# Exploratory Data Analysis

![Google Landmark Dataset](https://1.bp.blogspot.com/-EQNRBJuBXJo/XMthch8bdWI/AAAAAAAAEG0/oHVw1fxfiXoMfsSn_rNQPR-fyRqM_N4CwCEwYBhgL/s1600/image1.png)


The most Important step of any machine learning project is understanding the underlying patterns of our dataset. In this particular case of landmark dataset our data analysis is mainly focused on the class distribution. as stated by the Google's Landmark Dataset [Paper](https://arxiv.org/pdf/2004.01804.pdf) the class distrubution is **"extremely long-tailed"**. In order to see the other unique features of the landmark dataset we will take a look at some of the images in the train and test datasets.

In [None]:
import numpy as np 
import pandas as pd 
import matplotlib.pyplot as plt
import seaborn as sns
import glob
import PIL.Image as Image



In [None]:
def get_folder_names(mode, dataid= str):
    return f'../input/landmark-recognition-2020/{mode}/{dataid[0]}/{dataid[1]}/{dataid[2]}/{dataid}.jpg'

In [None]:
train_csv = pd.read_csv('../input/landmark-recognition-2020/train.csv')
print('Number of landmark images in train set:', len(train_csv))
train_csv.head()


In [None]:
submission_csv= pd.read_csv('../input/landmark-recognition-2020/sample_submission.csv')
submission_csv.head()

## Tidy Up 

Clean data results in happy models. The first step in any ML project. Well at least in the case of raw data. In the lion's share of kaggle datasets this part can be overlooked due to the already cleaned and well-organized datasets.

1. Check for missing values

In [None]:
print('Any missing values?\n', train_csv.isnull().values.any()) 

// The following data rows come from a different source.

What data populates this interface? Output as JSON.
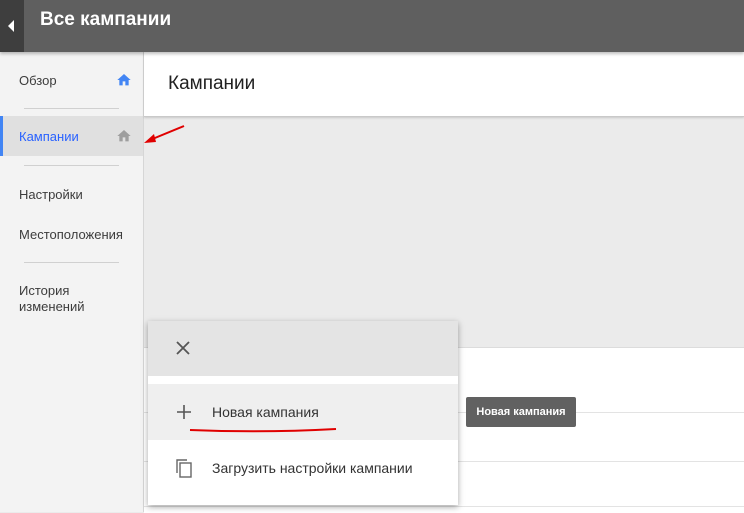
{
  "header": {
    "title": "Все кампании"
  },
  "sidebar": {
    "items": [
      {
        "label": "Обзор"
      },
      {
        "label": "Кампании"
      },
      {
        "label": "Настройки"
      },
      {
        "label": "Местоположения"
      },
      {
        "label": "История изменений"
      }
    ]
  },
  "main": {
    "title": "Кампании"
  },
  "fab_menu": {
    "items": [
      {
        "label": "Новая кампания",
        "icon": "plus-icon"
      },
      {
        "label": "Загрузить настройки кампании",
        "icon": "copy-icon"
      }
    ]
  },
  "tooltip": {
    "text": "Новая кампания"
  },
  "colors": {
    "accent": "#4285f4",
    "annotation": "#e00000",
    "topbar": "#5f5f5f"
  }
}
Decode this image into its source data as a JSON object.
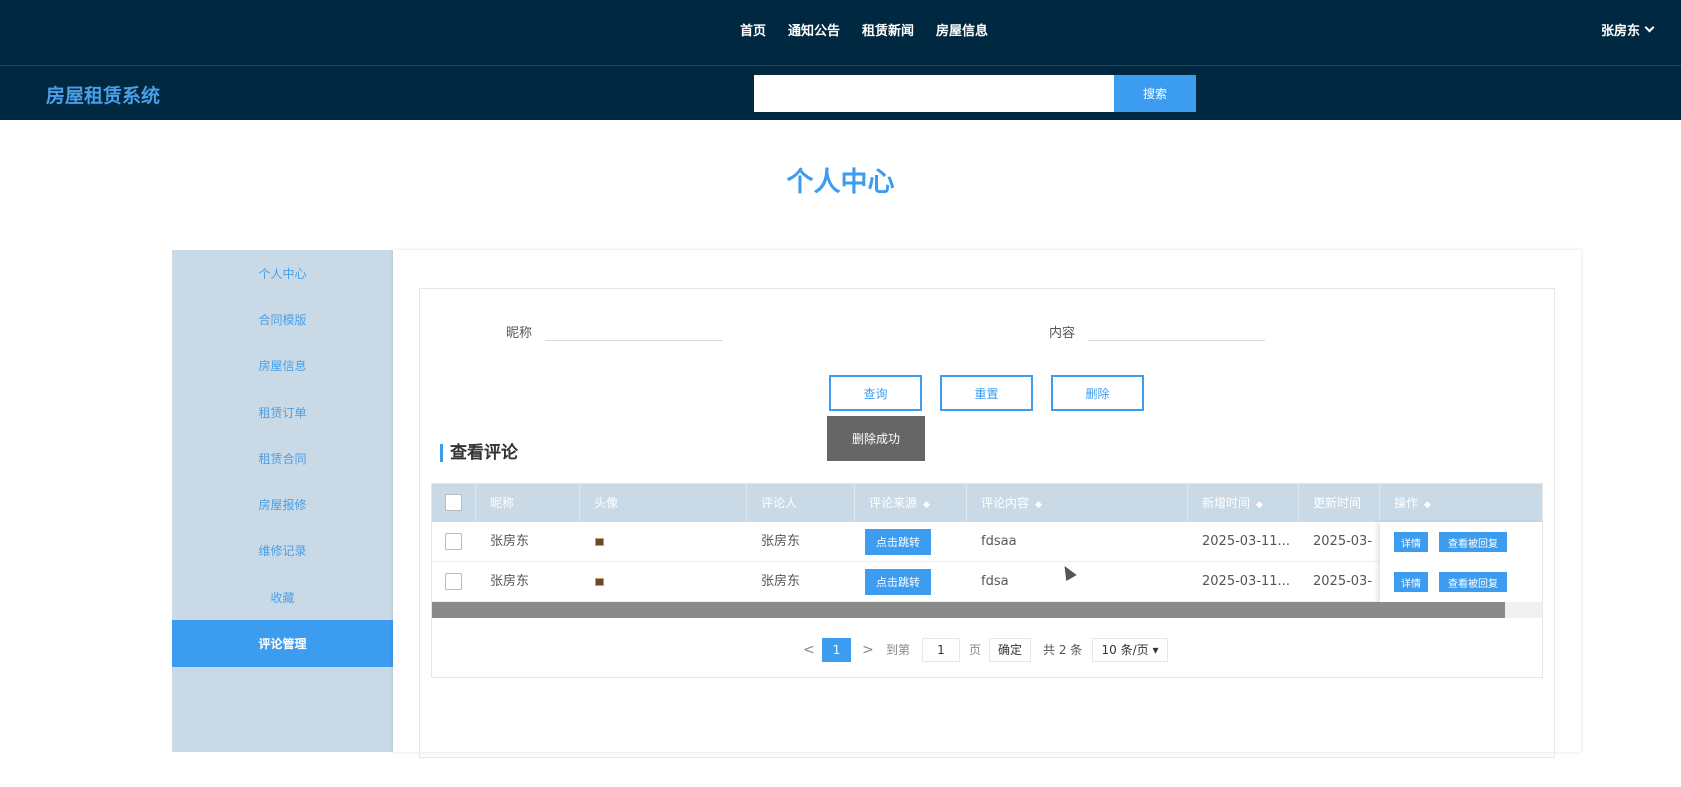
{
  "header": {
    "nav": [
      "首页",
      "通知公告",
      "租赁新闻",
      "房屋信息"
    ],
    "user_name": "张房东",
    "brand": "房屋租赁系统",
    "search_placeholder": "",
    "search_button": "搜索"
  },
  "page_title": "个人中心",
  "sidebar": {
    "items": [
      {
        "label": "个人中心",
        "active": false
      },
      {
        "label": "合同模版",
        "active": false
      },
      {
        "label": "房屋信息",
        "active": false
      },
      {
        "label": "租赁订单",
        "active": false
      },
      {
        "label": "租赁合同",
        "active": false
      },
      {
        "label": "房屋报修",
        "active": false
      },
      {
        "label": "维修记录",
        "active": false
      },
      {
        "label": "收藏",
        "active": false
      },
      {
        "label": "评论管理",
        "active": true
      }
    ]
  },
  "filters": {
    "nickname_label": "昵称",
    "nickname_value": "",
    "content_label": "内容",
    "content_value": "",
    "query_button": "查询",
    "reset_button": "重置",
    "delete_button": "删除"
  },
  "toast": "删除成功",
  "section_title": "查看评论",
  "table": {
    "columns": [
      "昵称",
      "头像",
      "评论人",
      "评论来源",
      "评论内容",
      "新增时间",
      "更新时间",
      "操作"
    ],
    "rows": [
      {
        "nickname": "张房东",
        "commenter": "张房东",
        "source_button": "点击跳转",
        "content": "fdsaa",
        "created": "2025-03-11...",
        "updated": "2025-03-",
        "detail_button": "详情",
        "reply_button": "查看被回复"
      },
      {
        "nickname": "张房东",
        "commenter": "张房东",
        "source_button": "点击跳转",
        "content": "fdsa",
        "created": "2025-03-11...",
        "updated": "2025-03-",
        "detail_button": "详情",
        "reply_button": "查看被回复"
      }
    ]
  },
  "pagination": {
    "prev": "<",
    "current_page": "1",
    "next": ">",
    "goto_label": "到第",
    "goto_value": "1",
    "page_unit": "页",
    "confirm": "确定",
    "total": "共 2 条",
    "page_size": "10 条/页"
  },
  "colors": {
    "header_bg": "#002840",
    "accent": "#3c9df0",
    "sidebar_bg": "#c9dae6"
  }
}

2. Check for Duplicate rows

In [None]:
print('Any Duplicates?', train_csv.duplicated().values.any())

## Explore landmarks

This dataset has a large amount of unique landmarks which we have to predicts. However, the problem does not lie in the total number of labels. The real challenge is the high variance in the label volume.  

In [None]:
landmark_count = train_csv.landmark_id.value_counts()

In [None]:
fig = plt.figure(figsize = (20, 7))
sns.distplot(landmark_count, hist = False);
plt.title('Class Distribution', size = 20);
plt.xlabel('number of images', size = 15);

In [None]:
limits = [None, (0,200), (0,100)]
fig = plt.figure(figsize = (20, 7))
for i, lim in enumerate(limits):
    plt.subplot(len(limits),1,i+1)
    sns.boxplot(landmark_count)
    plt.xlim(lim)
    plt.title(lim)
plt.tight_layout()

print((landmark_count>200).sum())

While one class contains **6000** images, ***75%*** contain less then **25**. Only **483** of the classes contain more then **200** images. 

# Sightseeing

Now let's take a look at some of the landmarks. First we will look at the classes with the greatest image count, and then we will go over some of the data on the other side.  

In [None]:
landmark_count_id = list(landmark_count.index)

In [None]:
def get_images(data, landmarkid, num):
    sub = data.id[data.landmark_id == landmarkid] 
    fig = plt.figure(figsize= (10, 10))
    fig.suptitle(f"landmark ID  {landmarkid}")
    for i in range(num):
        if num > 3:
            plt.subplot(num ** (1/2), num ** (1/2), i+1)
        else:
            plt.subplot(1, num, i+1)
        img = Image.open(get_folder_names('train' ,list(sub)[i]))
        plt.imshow(img)
        plt.axis('off')
    

get_images(train_csv, landmark_count_id[0], 9)

In [None]:
get_images(train_csv, landmark_count_id[1], 9)

In [None]:
get_images(train_csv, landmark_count_id[8], 9)

The pictures suggest that the dataset suffers from **Intra-Class Variation**. In other words, there is a high variation in the pictures of each class. For instance, in the 126637 landmark pictures which apparently represents a coast, the images show different parts of the landmark and from different angles. This means that our predictive model should be highly robust. 

In [None]:
get_images(train_csv, landmark_count_id[-1], 2)

In [None]:
get_images(train_csv, landmark_count_id[-2], 2)

In [None]:
get_images(train_csv, landmark_count_id[-3], 2)

## Visualize Testset Dataset

In [None]:
a = glob.glob('../input/landmark-recognition-2020/test/*/*/*/*.jpg')
num = 10
fig = plt.figure(figsize = (20, 10))
for i in range(num):
    plt.subplot(1, num, i+1)
    plt.axis('off')
    randint = np.random.randint(0, len(a))
    img = Image.open(a[randint])
    plt.imshow(img)
    
    

Finally, the last feature of Google's landmark dataset lies in its testset. Most of the pictures in the testset do not belong to any landmark. Therefore, we need to leave a white space for some of the testset pictures.